Could anyone give me a complete list, and a reason to go along with each item? I have had this truck for about 3 years, it now has 112k on it (had about 75k when I bought it). And I know I am already a little late getting the timing belt changed. 

I just want to cover all my bases, and get stuff done so I don't have to worry about it in the future. I know some dealers do the bare minimum, I just want to make sure if something should be changed (even if its not quite time), that I get it done now while it is all apart.

I am a strong believer in preventative maintenance.

Any help would be great!


----------



## TheEdge (Jan 24, 2008)

OK, I have been doing a ton more research, so far this is my list.

Timing belt & Tensioner
Engine seals Cam/Crank
Thermostat
Waterpump
Coolant hoses
Fan/Ac belts

Anything I am missing?


Thanks


----------



## Oldnissanguy (Jan 6, 2005)

The hoses and belts can be changed later, but everything else ahould be done while you have it apart.


----------



## 88pathoffroad (Jun 6, 2004)

How to change your timing belt! - Nissan Pathfinder Off-Road Association


----------



## TheEdge (Jan 24, 2008)

88pathoffroad said:


> How to change your timing belt! - Nissan Pathfinder Off-Road Association


Nice, unfortunately I have to have mine done.

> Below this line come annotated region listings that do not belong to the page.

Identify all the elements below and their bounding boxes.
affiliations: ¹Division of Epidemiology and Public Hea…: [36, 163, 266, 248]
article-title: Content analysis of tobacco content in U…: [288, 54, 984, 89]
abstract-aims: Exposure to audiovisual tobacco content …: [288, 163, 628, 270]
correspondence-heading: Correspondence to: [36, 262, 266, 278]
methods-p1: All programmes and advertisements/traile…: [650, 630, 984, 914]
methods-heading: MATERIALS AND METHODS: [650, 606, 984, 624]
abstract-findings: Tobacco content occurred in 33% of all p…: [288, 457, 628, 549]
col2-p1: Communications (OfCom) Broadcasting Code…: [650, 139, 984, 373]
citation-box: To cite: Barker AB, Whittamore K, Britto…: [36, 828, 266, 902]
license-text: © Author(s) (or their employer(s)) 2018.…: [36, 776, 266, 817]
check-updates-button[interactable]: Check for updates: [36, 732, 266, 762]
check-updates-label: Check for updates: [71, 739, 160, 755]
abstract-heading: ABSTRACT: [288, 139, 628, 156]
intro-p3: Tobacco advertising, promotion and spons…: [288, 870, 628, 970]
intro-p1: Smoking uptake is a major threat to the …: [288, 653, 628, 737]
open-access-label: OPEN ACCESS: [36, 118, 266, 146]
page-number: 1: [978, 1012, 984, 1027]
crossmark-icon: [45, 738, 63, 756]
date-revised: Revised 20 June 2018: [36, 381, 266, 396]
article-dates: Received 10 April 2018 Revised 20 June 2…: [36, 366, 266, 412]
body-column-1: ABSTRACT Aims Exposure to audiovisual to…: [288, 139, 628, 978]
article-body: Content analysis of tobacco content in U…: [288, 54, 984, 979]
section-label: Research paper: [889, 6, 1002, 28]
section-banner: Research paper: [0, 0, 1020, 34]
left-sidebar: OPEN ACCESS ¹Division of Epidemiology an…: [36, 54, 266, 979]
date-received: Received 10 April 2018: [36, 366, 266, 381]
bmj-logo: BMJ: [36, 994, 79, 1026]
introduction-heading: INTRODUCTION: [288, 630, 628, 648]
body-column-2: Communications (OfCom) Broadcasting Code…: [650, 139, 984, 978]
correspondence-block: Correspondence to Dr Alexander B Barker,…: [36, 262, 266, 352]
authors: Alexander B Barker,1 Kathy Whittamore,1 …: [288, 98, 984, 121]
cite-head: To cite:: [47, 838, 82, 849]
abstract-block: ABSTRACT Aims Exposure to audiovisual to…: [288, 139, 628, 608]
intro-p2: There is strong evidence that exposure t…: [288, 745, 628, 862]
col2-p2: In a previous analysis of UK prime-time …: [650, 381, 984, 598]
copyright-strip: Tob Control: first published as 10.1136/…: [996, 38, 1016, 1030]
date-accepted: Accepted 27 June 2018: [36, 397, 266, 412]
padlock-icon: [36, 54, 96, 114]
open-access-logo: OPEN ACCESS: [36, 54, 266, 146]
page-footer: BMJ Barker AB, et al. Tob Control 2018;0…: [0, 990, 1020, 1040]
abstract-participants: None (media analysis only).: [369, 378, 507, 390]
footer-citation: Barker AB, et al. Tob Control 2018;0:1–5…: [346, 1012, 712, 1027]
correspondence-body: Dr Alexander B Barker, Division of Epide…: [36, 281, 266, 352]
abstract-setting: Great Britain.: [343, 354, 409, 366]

I don't have the space(live in an apartment and its freezing outside), or the time to do it myself(work too many dang hours)

Cost is going to be $1150( Belt/Tensioner, all engine seals, thermostat, water pump, fan/ac belts, and all coolant hoses) from a large local nissan dealer. Along with a loaner for the day so I can drive to work(not sure yet if this is a plus hah)

But at least it will be done and out of my mind.


----------



## smj999smj (Jan 1, 2006)

You got the list pretty much covered. Sometimes the welsh plug under the right side cam needs to be resealed with RTV on the threads as coolant leaks would sometimes develop, but it will need to be disassembled to check; it's hidden behind the rear timing cover.


----------